Today, bishops recruit clergy and religious from overseas to provide pastoral service to immigrant groups.
They are not expected to acquire linguistic or other skills that would advance the integration of non-Japanese Catholics — either themselves or their congregations — as an evangelising presence in Japanese society.
On the other side, the formation of Japanese clergy does not include training in the languages and cultures of immigrants for the provision of pastoral care and an introduction to evangelising membership in Japanese society.
Those responsible for the management of the Catholic Church in Japan are not acting in a way that indicates a creative long-term response.
With some local exceptions, the result is the presence of parallel Catholic Churches in Japan.
One is a fading community of mostly aged Japanese and the other is a growing community of generally young immigrants who live their faith without reference to the evangelisation of Japan.
The pastoral agents in neither Church are able to bridge the linguistic and cultural differences because neither the imported agents nor the native clergy is expected or trained to do so.
This delays the integration of newcomers into the Japanese Church and the revivification of that Church.
As is the case in many Asian societies, the Catholic Church in Japan is frequently viewed as an alien presence and shall in fact become one.

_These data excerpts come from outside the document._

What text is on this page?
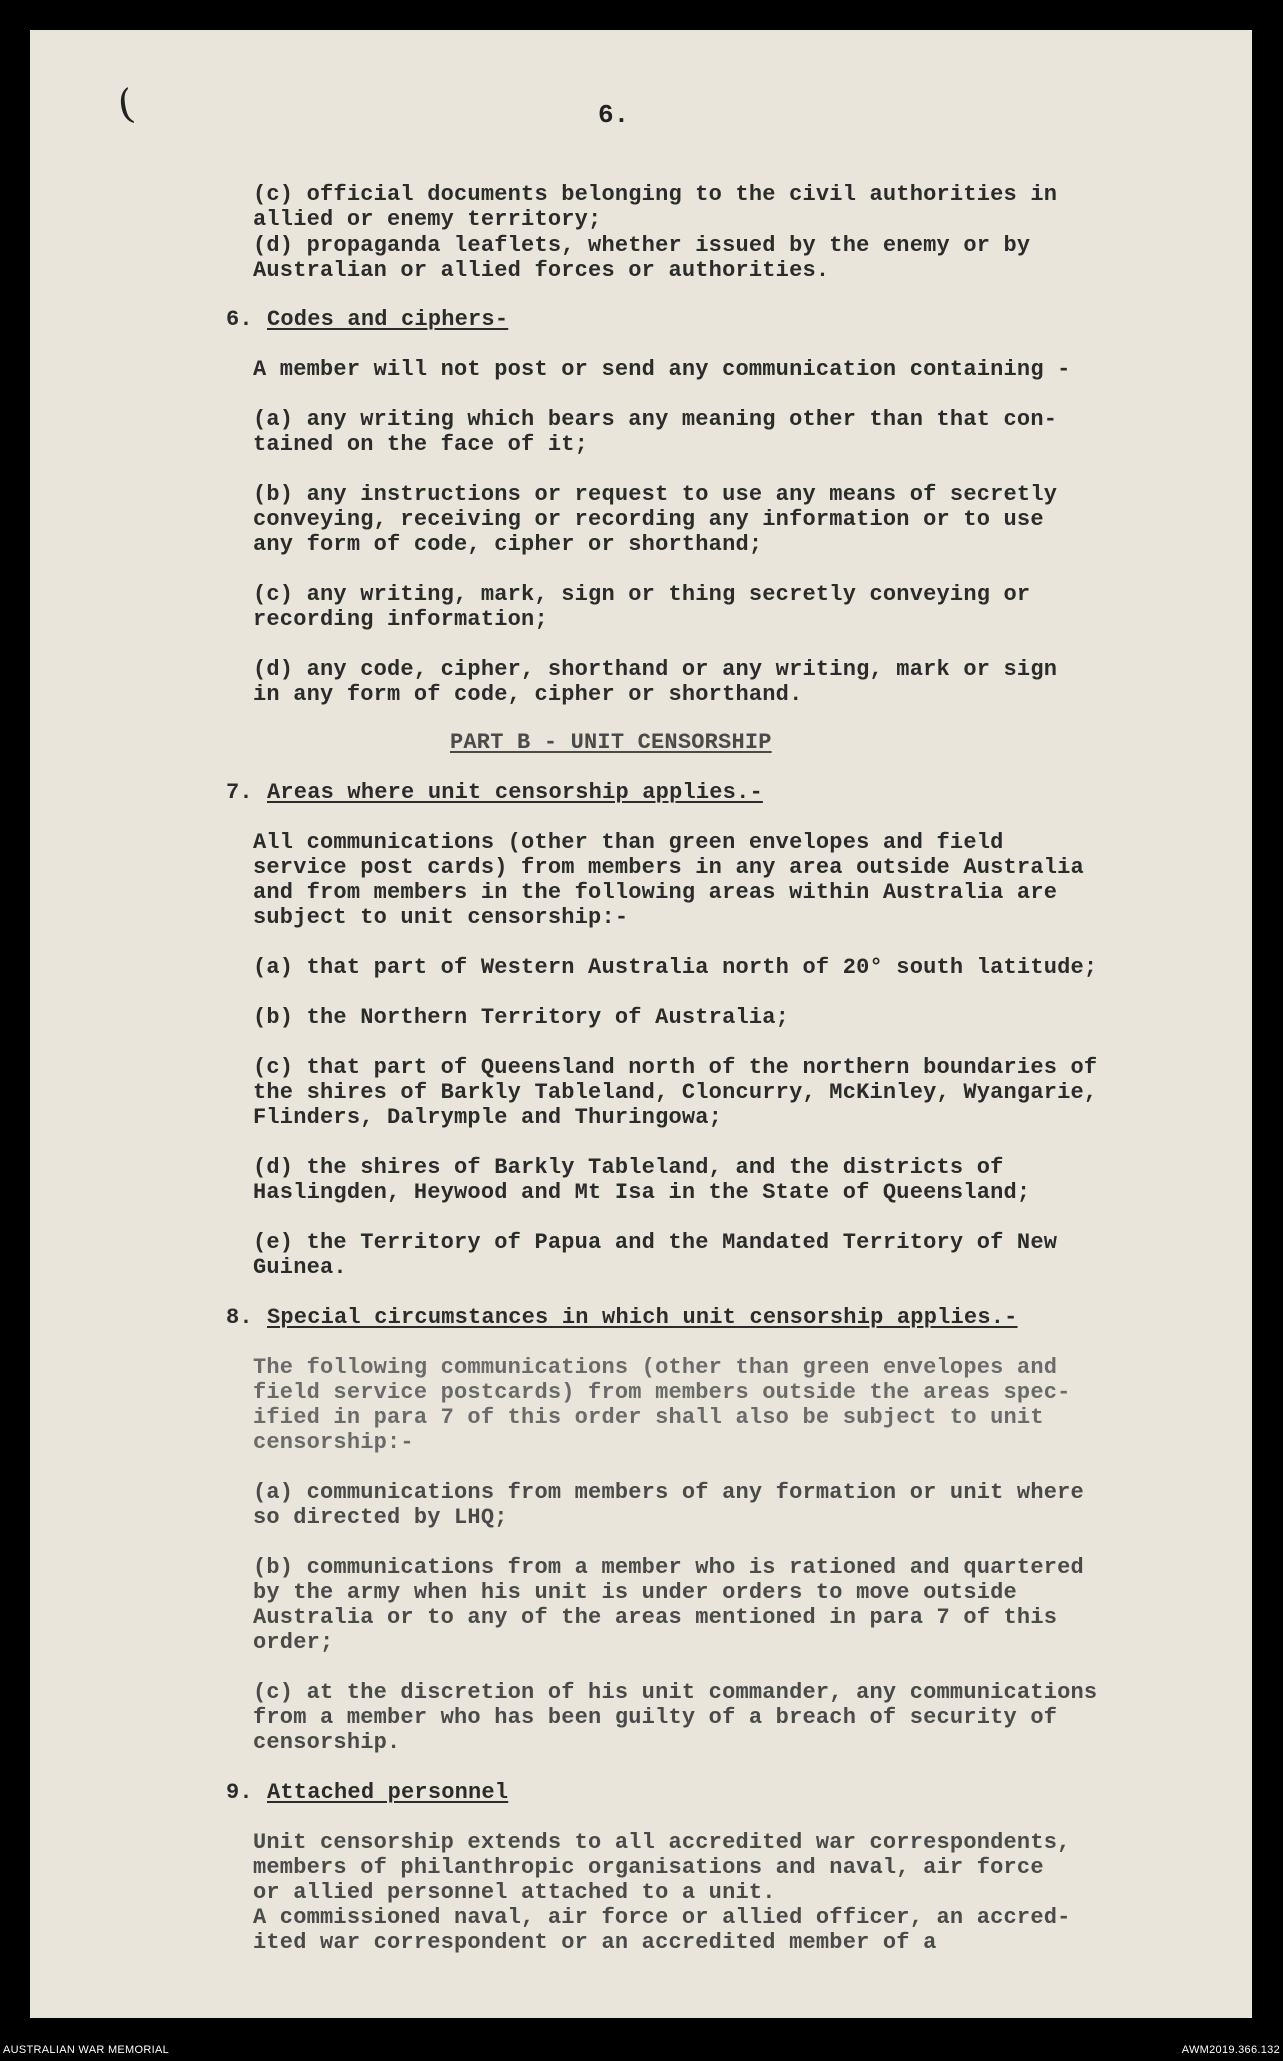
(	6.
(c) official documents belonging to the civil authorities in
allied or enemy territory;
(d) propaganda leaflets, whether issued by the enemy or by
Australian or allied forces or authorities.
6. Codes and ciphers-
A member will not post or send any communication containing -
(a) any writing which bears any meaning other than that con-
tained on the face of it;
(b) any instructions or request to use any means of secretly
conveying, receiving or recording any information or to use
any form of code, cipher or shorthand;
(c) any writing, mark, sign or thing secretly conveying or
recording information;
(d) any code, cipher, shorthand or any writing, mark or sign
in any form of code, cipher or shorthand.
PART B - UNIT CENSORSHIP
7. Areas where unit censorship applies.-
All communications (other than green envelopes and field
service post cards) from members in any area outside Australia
and from members in the following areas within Australia are
subject to unit censorship:-
(a) that part of Western Australia north of 20° south latitude;
(b) the Northern Territory of Australia;
(c) that part of Queensland north of the northern boundaries of
the shires of Barkly Tableland, Cloncurry, McKinley, Wyangarie,
Flinders, Dalrymple and Thuringowa;
(d) the shires of Barkly Tableland, and the districts of
Haslingden, Heywood and Mt Isa in the State of Queensland;
(e) the Territory of Papua and the Mandated Territory of New
Guinea.
8. Special circumstances in which unit censorship applies.-
The following communications (other than green envelopes and
field service postcards) from members outside the areas spec-
ified in para 7 of this order shall also be subject to unit
censorship:-
(a) communications from members of any formation or unit where
so directed by LHQ;
(b) communications from a member who is rationed and quartered
by the army when his unit is under orders to move outside
Australia or to any of the areas mentioned in para 7 of this
order;
(c) at the discretion of his unit commander, any communications
from a member who has been guilty of a breach of security of
censorship.
9. Attached personnel
Unit censorship extends to all accredited war correspondents,
members of philanthropic organisations and naval, air force
or allied personnel attached to a unit.
A commissioned naval, air force or allied officer, an accred-
ited war correspondent or an accredited member of a
AUSTRALIAN WAR MEMORIAL	AWM2019.366.132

Instead, the Church could be a model of the sort of transition that Japanese society as a whole must make. Japan can become a nation with global ancestry like Australia, Canada, the United States, and other post-ethnic nations.
The Church in Japan could show the benefits of mutual integration and a way to achieve it.
To do so, however, will require much more effort, creativity and openness than it presently musters.
- William Grimm is a missioner and presbyter in Tokyo and is the publisher of the UCANews.com.